Rehashing happens when:

size > capacity × loadFactor
          

Example:

16 × 0.75 = 12
          

✔ On inserting 13th entry → resize

Rehashing Process

  1. Capacity doubles (16 → 32)
  2. All entries are rehashed
  3. Buckets are redistributed

⚠ Costly operation

✔ Amortized performance still O(1)

Why Capacity Is Power of 2 (Interview Favorite)

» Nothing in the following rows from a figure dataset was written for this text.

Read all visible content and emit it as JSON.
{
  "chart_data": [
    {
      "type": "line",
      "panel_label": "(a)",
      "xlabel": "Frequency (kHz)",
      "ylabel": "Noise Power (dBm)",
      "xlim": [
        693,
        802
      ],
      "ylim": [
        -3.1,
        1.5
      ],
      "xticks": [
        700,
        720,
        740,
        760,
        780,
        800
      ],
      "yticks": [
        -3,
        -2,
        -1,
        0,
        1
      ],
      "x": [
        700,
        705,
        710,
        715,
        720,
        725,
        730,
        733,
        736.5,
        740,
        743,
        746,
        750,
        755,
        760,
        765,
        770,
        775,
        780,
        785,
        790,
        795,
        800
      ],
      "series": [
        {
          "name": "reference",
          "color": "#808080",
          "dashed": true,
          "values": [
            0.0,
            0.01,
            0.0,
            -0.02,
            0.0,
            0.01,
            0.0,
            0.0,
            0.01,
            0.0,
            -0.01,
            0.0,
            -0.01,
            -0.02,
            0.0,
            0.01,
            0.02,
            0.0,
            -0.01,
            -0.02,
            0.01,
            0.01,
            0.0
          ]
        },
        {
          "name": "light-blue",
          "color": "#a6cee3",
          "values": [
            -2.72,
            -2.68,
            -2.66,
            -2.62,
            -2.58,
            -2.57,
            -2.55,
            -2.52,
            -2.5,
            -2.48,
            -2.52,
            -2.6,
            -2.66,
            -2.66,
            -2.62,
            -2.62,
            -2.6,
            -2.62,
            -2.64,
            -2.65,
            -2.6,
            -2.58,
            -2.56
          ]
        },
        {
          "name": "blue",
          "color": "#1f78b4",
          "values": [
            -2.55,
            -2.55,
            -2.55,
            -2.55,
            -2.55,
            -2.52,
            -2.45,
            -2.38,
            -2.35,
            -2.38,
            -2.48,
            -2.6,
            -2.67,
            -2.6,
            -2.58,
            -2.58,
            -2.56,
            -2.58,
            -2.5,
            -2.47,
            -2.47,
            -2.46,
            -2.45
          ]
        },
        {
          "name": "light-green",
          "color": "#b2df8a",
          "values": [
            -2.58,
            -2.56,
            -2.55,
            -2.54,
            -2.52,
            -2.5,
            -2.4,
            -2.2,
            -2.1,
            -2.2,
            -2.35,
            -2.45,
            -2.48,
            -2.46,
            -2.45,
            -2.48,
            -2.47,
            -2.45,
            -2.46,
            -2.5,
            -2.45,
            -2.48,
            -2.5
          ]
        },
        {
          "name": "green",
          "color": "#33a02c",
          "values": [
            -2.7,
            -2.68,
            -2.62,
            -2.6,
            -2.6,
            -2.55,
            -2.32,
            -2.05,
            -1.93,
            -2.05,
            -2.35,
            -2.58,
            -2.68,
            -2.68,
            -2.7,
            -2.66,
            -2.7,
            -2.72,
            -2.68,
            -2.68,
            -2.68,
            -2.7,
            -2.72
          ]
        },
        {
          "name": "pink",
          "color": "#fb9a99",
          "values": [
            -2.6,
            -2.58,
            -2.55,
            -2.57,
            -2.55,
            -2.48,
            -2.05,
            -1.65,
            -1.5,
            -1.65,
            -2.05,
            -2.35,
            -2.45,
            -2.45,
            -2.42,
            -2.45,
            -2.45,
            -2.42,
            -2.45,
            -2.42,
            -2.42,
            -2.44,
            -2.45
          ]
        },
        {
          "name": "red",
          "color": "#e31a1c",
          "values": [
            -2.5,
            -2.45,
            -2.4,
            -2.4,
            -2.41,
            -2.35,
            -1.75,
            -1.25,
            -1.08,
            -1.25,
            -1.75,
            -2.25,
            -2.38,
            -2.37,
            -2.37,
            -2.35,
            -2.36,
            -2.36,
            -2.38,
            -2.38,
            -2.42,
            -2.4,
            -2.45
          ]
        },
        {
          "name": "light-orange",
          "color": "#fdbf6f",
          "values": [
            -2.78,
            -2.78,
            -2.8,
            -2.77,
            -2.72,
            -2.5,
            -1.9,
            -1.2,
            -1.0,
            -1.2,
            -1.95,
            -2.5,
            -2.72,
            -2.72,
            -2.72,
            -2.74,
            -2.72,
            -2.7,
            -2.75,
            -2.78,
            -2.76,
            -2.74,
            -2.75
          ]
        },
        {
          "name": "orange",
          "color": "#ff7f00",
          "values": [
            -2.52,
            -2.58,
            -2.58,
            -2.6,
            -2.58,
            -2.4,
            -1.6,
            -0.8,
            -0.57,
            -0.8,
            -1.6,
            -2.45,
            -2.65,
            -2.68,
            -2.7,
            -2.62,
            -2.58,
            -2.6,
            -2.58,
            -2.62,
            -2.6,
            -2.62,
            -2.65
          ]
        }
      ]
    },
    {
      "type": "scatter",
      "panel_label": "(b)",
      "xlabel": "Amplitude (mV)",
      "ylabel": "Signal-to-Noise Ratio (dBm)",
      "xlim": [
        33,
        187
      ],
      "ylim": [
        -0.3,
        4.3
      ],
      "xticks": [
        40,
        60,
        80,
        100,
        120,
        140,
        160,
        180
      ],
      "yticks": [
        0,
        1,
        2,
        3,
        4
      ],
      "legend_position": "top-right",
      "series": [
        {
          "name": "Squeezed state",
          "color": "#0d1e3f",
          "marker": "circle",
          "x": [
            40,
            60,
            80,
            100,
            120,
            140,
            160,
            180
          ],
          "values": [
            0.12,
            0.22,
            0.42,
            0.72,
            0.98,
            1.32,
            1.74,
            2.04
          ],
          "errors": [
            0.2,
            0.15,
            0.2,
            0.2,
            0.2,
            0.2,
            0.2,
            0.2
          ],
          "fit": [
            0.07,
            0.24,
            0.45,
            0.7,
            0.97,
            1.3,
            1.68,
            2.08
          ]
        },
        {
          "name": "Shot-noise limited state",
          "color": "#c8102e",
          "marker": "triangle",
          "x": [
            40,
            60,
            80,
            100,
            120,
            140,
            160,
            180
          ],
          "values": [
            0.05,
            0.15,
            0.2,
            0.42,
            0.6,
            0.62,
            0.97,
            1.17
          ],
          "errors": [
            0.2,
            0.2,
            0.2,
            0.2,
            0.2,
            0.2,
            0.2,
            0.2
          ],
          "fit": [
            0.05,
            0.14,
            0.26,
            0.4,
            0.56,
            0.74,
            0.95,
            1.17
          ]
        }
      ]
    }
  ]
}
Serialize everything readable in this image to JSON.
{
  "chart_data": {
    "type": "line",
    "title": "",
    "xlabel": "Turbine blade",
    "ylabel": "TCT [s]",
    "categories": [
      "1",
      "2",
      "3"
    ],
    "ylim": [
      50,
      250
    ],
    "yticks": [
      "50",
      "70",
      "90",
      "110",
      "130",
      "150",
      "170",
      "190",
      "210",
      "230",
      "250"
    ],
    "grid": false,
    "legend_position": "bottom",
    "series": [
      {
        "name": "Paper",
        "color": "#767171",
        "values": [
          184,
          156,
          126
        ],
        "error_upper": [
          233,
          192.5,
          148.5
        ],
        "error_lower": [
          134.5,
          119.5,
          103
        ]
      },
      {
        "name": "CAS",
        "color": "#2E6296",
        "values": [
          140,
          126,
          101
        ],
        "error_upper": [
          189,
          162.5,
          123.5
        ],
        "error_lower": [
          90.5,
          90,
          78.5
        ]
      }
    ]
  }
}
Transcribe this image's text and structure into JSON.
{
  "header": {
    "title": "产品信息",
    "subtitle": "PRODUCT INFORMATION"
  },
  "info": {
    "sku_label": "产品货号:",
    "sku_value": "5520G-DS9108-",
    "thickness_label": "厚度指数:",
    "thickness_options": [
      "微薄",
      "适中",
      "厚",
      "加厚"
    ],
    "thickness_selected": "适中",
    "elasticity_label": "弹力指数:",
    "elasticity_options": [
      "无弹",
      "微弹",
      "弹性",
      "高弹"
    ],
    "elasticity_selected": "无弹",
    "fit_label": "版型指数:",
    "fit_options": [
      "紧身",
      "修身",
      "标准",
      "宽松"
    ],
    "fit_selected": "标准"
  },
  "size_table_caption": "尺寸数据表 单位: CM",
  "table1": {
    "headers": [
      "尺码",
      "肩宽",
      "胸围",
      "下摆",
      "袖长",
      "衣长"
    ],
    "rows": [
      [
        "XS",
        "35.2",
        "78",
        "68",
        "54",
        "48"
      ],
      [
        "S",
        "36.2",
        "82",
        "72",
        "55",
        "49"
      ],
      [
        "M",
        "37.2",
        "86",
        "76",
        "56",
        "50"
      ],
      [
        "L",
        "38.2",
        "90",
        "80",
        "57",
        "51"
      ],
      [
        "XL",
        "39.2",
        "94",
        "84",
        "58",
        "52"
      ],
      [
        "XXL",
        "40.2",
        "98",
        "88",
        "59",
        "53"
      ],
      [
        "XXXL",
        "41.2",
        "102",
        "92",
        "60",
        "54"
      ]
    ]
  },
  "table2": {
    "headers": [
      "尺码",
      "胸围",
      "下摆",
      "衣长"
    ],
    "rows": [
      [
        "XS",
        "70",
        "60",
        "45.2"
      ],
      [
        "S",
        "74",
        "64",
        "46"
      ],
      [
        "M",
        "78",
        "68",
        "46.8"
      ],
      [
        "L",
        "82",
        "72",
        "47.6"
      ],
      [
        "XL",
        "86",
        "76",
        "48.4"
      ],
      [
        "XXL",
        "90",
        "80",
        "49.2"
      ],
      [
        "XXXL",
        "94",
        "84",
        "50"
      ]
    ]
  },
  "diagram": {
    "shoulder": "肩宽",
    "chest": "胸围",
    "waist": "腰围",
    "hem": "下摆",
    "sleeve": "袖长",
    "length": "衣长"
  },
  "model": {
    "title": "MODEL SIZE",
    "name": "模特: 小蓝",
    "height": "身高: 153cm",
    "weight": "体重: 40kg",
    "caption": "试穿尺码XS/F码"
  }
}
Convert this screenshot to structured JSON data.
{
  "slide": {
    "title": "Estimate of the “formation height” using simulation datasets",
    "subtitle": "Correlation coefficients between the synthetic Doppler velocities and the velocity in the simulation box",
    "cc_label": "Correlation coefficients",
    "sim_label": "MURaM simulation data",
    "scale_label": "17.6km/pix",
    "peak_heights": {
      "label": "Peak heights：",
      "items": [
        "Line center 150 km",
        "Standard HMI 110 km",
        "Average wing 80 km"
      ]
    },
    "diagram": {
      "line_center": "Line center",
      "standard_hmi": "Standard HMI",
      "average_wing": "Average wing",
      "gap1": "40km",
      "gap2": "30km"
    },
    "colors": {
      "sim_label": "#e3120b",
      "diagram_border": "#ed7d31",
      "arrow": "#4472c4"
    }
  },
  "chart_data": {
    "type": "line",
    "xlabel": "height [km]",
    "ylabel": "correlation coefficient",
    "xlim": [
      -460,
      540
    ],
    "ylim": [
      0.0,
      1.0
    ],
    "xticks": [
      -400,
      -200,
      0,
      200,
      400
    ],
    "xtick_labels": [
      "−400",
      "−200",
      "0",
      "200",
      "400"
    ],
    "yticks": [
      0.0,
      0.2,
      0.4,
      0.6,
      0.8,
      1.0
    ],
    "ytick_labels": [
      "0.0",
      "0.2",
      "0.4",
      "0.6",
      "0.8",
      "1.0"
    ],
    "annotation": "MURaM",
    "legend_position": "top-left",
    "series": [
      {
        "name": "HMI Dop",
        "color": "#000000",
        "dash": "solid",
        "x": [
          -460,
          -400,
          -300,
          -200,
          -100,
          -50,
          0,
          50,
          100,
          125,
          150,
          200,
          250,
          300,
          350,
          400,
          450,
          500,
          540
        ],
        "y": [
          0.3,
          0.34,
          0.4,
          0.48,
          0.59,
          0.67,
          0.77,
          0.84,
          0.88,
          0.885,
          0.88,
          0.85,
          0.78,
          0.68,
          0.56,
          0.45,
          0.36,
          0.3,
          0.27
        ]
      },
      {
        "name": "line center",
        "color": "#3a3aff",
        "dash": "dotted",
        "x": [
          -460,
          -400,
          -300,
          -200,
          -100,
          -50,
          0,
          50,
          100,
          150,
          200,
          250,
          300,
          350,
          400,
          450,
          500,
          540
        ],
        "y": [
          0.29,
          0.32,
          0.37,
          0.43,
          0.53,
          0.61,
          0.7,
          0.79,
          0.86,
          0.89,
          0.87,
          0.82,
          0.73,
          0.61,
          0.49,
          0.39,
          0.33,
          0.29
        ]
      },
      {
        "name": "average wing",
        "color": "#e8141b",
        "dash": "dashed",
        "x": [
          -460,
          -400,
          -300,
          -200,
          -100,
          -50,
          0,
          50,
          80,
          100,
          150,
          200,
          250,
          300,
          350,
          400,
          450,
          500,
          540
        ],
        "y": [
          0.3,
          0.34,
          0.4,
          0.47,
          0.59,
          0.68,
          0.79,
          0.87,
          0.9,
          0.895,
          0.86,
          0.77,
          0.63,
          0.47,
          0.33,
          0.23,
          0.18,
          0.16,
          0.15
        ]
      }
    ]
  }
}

  • Enables fast index calculation
  • Uniform distribution of keys
  • Efficient resizing logic
(n - 1) & hash   // instead of hash % n
          

Treeification Conditions (Java 8+)

A bucket converts to Red-Black Tree only if:

Condition Value
Bucket size ≥ 8
Table capacity ≥ 64

✔ Prevents premature tree creation

null Key Handling

HashMap allows one null key.

map.put(null, "Java");
          

Internally:

  • null key always maps to bucket 0

Time Complexity (Interview Table)

Operation Average Worst Case
put O(1) O(log n)
get O(1) O(log n)
remove O(1) O(log n)

(Java 8+)

Common Interview Traps

  • Forgetting treeification conditions
  • Saying HashMap is always O(1)
  • Ignoring equals() role
  • Using mutable objects as keys
  • Forgetting rehashing cost

Best Practices (Real-World)

  • Override both equals() and hashCode()
  • Use immutable keys
  • Set initial capacity when size is known
  • Avoid excessive collisions
  • Use ConcurrentHashMap for concurrency

Interview-Ready Answers

Short Answer

HashMap stores key–value pairs using hashing and buckets.

Detailed Answer

Internally, HashMap uses an array of buckets where each bucket stores entries using linked lists or red-black trees. The key’s hashCode determines the bucket index, and equals is used to resolve collisions. Java 8 optimizes collision handling by converting long chains into balanced trees, ensuring efficient performance.

Key Takeaway

HashMap = Hashing + Buckets + equals/hashCode + Smart Resizing. Mastering internals is essential for performance tuning, correctness, and interview success.